The COVID Tracking Project exists because every person, newsroom, and government agency in the United States deserves access to the most complete picture of COVID-19 testing data that can be assembled.
In the early stages of the COVID-19 pandemic, many wealthy countries pursued a strategy of widespread testing, allowing many of them to identify regional outbreaks early enough to successfully contain them. Others, including the US, have been much, much slower to implement mass testing. As has been extensively documented elsewhere, the US testing effort started very late, rolled out slowly and unevenly, and has yet to scale widely in most parts of the country.
Alongside the failure to test early or scale up quickly, central authorities have elected not to publish complete testing data. The CDC publishes a case count—identified cases of COVID-19 confirmed by testing—but no complete accounting of how many people have been tested.
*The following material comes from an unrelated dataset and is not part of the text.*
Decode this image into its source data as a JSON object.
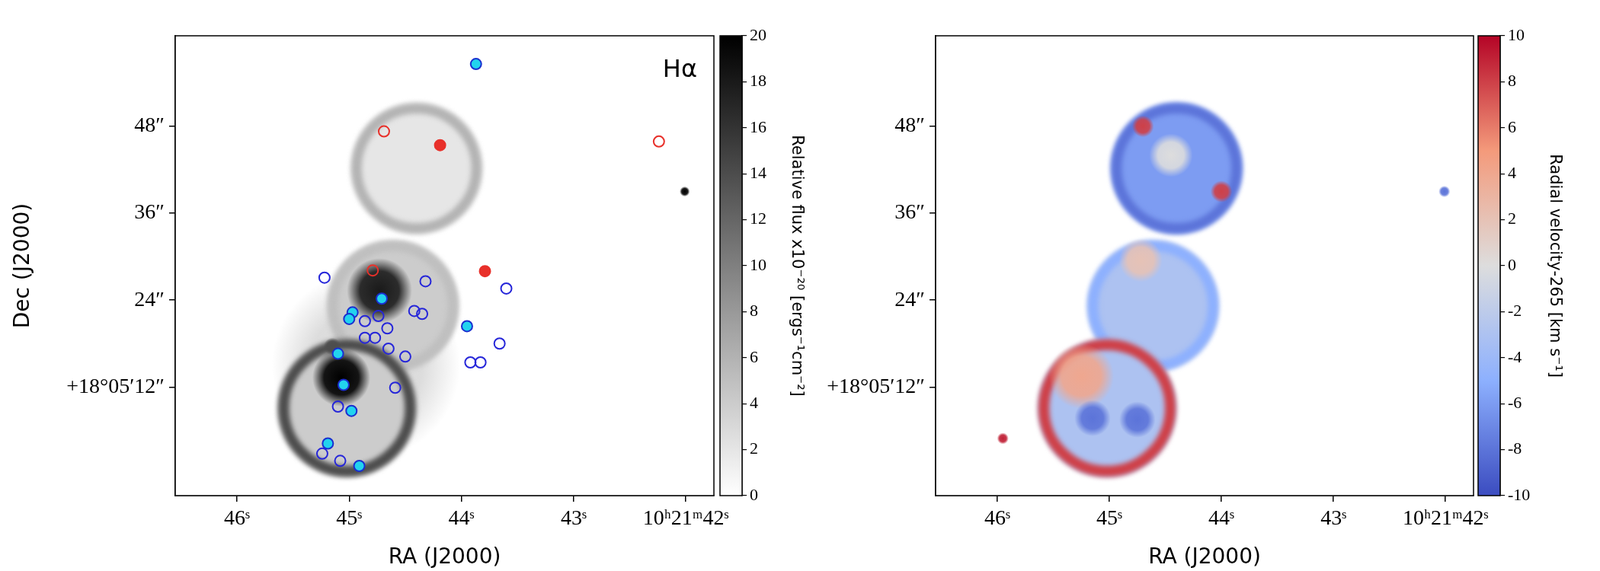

The CDC does offer an incomplete, lagging, national-level account of “specimens tested,” but since they report totals as specimens (usually more than one specimen is processed per person tested) and identified positives as people, it’s impossible to coherently match totals with positives to infer a complete picture.
Case counts do have obvious value, and Johns Hopkins University maintains the gold-standard count of identified positive cases in the US. The problem with relying on case counts at the national and regional level is that a simple case count doesn’t show the true location or comparative severity of outbreaks—it shows where people are being tested, not where they are sick. A state that identifies only 3 cases after testing 2,000 people is probably in a very different stage of its outbreak from a state that identifies 3 cases after testing only 20 people.
Understanding the shape, speed, and location of regional outbreaks requires not just a number of positive tests, but the entire testing picture: how many people have actually been tested, and where, and what their results were. Unless we can show exactly where and when testing was done and how many people were tested, there’s no way to evaluate what a given area’s case counts and patient outcomes actually depict.
The work of continuously evaluating ever-changing official state/territory data sources, ingesting the data, verifying it, fortifying it with reporting when official sources go dark, and publishing it all requires a fast-moving, dedicated organization with a wide range of skills—not something easily replicated within busy newsrooms and agencies. Every day, we use scrapers and trackers to alert us to changes, but most importantly, we get multiple sets of human eyes on each state and territory’s official numbers. The work of data-gathering from official sources is now supplemented by a fast-growing group of local reporters who are constantly pushing authorities to release more complete information.
When we started the project, building on two independently created reporting spreadsheets, we expected to be updating the dataset for a few days—maybe a week—until complete federal data emerged. It never did, so we’re still here, and we’ll keep at it till we’re replaced by something better.
We also recognize that part of our work is the creation and maintenance of a historical record of the US government’s response, now with the accompanying patient outcomes. As the pandemic imprints itself on the country, we are building an accurate record of what actually happened, day by day, state by state. Until that gets done elsewhere, we'll keep doing the counts.